Nous avons essayé de livrer quelques pistes sur ce que devait être une relation entre intercommunalités et communes. Avec deux notions principales : d’une part celle “d’exhausseur de goût”, c’est-à-dire ne pas se substituer à l’action des communes mais au contraire mettre en valeur leurs initiatives et, d’autre part, celle “d’infuseur du territoire » : amener des actions là où il n’en n’existe pas, dans l’esprit d’une politique d’aménagement culturel de tout le territoire, au plus loin du territoire. Donc un double mouvement : d’une part on accompagne ce qui existe et, d’autre part, on complète ce qui devrait exister.
Nous avons également ébauché des pistes de gouvernance, notamment en incitant à des échanges informels mais réguliers entre les décideurs de l’intercommunalité et les élus communaux.
Des initiatives notables ?
Oui, notamment dans les deux communes adhérentes à la Fédération. Le Lamentin mène une très dense réflexion pour comprendre comment la culture peut participer d’un dispositif de revitalisation des cœurs de ville, avec la spécificité de sa très forte relation avec Cuba.
Et à Anses d’Arlet, j’ai noté un regard d’une grande finesse sur le patrimoine bâti, naturel et ethnologique, une richesse qui est vécue comme une force mais aussi remarquablement préservée. Ce patrimoine d’une incroyable beauté est certes valorisé mais sans être trahi au bénéfice d’un tourisme caricatural. Il y a là une véritable intelligence de la valorisation des patrimoines dont tous pourraient s’inspirer.
Y a-t-il une attention particulière à la notion de droits culturels en Martinique ?
C’est évidemment une question que nous avons évoquée, car en Martinique, les pratiques et les marqueurs culturels relèvent d’une réelle identité caraïbéenne. Là encore le principe de la différenciation s’impose et la DAC le pratique. Mais, à la différence de la situation dans l’Hexagone, où les droits culturels sont l’objets d’infinies réflexions et discussions, en Martinique ce n’est pas une idée mais une réalité.
Quel est l’apport de cette formation pour la FNCC ?

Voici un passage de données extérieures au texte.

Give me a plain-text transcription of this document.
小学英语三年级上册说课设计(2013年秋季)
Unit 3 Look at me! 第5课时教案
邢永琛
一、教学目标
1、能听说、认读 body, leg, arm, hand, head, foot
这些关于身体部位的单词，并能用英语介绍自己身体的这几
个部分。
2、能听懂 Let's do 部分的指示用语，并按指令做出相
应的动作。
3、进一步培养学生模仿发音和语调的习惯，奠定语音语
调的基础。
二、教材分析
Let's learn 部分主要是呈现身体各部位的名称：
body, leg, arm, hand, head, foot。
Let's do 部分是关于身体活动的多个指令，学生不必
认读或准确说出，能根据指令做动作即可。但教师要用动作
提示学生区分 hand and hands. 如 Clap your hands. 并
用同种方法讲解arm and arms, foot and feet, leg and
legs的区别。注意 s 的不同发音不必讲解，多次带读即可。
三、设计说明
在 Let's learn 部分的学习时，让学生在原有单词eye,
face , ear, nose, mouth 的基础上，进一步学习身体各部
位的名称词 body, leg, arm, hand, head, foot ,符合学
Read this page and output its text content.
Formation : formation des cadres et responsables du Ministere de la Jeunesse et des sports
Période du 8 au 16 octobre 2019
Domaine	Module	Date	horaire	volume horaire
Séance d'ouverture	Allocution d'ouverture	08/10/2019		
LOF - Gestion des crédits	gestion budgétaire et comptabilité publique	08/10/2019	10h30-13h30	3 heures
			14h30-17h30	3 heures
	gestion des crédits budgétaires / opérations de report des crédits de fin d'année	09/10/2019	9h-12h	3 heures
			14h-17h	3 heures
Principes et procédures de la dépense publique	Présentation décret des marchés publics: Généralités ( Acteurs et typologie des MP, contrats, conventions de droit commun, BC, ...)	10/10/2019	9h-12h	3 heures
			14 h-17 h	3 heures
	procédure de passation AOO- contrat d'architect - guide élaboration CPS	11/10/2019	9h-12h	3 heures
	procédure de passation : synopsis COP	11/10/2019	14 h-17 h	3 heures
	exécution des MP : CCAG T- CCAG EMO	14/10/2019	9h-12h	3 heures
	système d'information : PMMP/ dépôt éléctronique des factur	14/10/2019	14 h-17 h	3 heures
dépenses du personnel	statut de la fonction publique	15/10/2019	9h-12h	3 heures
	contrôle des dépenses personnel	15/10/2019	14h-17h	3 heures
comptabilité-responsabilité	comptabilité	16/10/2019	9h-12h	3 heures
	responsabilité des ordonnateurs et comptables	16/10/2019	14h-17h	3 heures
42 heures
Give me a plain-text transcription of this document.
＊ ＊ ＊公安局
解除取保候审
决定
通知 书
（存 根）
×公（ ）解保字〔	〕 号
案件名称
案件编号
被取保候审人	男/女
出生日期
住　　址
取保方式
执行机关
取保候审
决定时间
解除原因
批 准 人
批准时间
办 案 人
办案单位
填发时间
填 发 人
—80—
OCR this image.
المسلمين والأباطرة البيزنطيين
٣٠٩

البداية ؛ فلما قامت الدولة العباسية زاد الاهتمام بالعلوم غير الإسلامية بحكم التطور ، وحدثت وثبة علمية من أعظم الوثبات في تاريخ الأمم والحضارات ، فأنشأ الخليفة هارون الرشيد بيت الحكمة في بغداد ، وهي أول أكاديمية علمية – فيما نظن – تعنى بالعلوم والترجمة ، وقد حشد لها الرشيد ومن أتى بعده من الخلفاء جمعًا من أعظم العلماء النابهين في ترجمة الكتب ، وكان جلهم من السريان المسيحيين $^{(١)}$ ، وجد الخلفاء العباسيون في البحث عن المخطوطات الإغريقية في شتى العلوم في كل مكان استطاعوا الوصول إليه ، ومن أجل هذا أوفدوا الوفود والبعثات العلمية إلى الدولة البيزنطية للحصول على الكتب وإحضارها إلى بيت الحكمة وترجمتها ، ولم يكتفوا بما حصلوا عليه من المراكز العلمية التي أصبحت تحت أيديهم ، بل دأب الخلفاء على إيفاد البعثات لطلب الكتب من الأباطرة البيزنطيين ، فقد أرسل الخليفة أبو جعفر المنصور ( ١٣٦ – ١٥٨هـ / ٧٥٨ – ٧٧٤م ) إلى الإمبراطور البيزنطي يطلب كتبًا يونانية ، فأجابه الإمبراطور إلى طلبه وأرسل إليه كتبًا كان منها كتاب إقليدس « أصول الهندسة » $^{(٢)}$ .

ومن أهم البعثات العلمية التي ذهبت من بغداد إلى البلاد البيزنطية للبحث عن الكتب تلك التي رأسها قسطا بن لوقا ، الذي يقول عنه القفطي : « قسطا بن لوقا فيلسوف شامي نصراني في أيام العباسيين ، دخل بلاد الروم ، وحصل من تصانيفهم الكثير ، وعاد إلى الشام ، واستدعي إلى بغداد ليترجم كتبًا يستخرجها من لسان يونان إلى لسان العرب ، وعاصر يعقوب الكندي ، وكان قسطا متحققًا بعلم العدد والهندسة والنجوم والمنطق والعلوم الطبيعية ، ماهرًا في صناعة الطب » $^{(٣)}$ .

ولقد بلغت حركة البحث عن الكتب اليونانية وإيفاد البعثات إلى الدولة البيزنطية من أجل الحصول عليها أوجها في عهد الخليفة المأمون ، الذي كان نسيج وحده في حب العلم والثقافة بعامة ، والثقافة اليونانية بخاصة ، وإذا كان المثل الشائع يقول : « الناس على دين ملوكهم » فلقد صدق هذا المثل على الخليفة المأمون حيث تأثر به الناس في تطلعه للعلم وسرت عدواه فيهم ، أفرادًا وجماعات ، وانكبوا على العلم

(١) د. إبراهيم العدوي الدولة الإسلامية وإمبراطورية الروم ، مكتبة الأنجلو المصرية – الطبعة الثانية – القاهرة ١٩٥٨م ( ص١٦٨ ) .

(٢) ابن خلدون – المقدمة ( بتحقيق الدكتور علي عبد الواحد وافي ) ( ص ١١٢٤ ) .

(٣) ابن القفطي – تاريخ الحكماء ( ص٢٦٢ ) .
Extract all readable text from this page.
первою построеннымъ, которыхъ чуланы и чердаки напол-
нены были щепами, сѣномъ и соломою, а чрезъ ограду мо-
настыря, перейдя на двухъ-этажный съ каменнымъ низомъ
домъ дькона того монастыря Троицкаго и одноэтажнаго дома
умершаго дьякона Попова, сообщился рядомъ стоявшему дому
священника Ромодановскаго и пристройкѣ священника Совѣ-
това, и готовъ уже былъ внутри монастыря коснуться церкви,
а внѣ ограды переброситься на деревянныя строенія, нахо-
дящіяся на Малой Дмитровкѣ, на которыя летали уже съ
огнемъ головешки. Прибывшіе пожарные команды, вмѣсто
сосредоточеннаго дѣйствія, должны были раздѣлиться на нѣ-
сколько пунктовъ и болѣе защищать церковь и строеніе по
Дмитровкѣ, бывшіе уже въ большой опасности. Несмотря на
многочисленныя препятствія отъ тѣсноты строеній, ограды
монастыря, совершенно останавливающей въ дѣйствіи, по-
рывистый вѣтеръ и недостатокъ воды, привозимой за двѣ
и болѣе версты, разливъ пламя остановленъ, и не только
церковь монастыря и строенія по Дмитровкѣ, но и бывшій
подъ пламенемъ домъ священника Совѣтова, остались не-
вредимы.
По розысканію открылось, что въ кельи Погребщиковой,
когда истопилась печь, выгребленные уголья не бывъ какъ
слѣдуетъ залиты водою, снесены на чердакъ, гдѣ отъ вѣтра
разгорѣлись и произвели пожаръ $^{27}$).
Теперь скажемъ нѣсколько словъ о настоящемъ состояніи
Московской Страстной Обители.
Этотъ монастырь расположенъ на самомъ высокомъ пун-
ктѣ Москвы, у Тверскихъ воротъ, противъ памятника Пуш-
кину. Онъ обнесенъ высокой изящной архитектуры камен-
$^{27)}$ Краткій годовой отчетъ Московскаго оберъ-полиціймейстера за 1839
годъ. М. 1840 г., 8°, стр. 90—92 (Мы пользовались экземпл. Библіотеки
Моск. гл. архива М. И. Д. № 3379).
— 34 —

Une capacité à mieux comprendre les attentes de nos collègues d’outremer, à mieux saisir la spécificité de leurs territoires. Et aussi à relativiser nos débats habituels sur les labels, les festivals, le fond d’innovation territoriale, etc. Enfin ces formations ont contribué à donner à la FNCC une meilleure représentativité de l’ensemble du territoire français.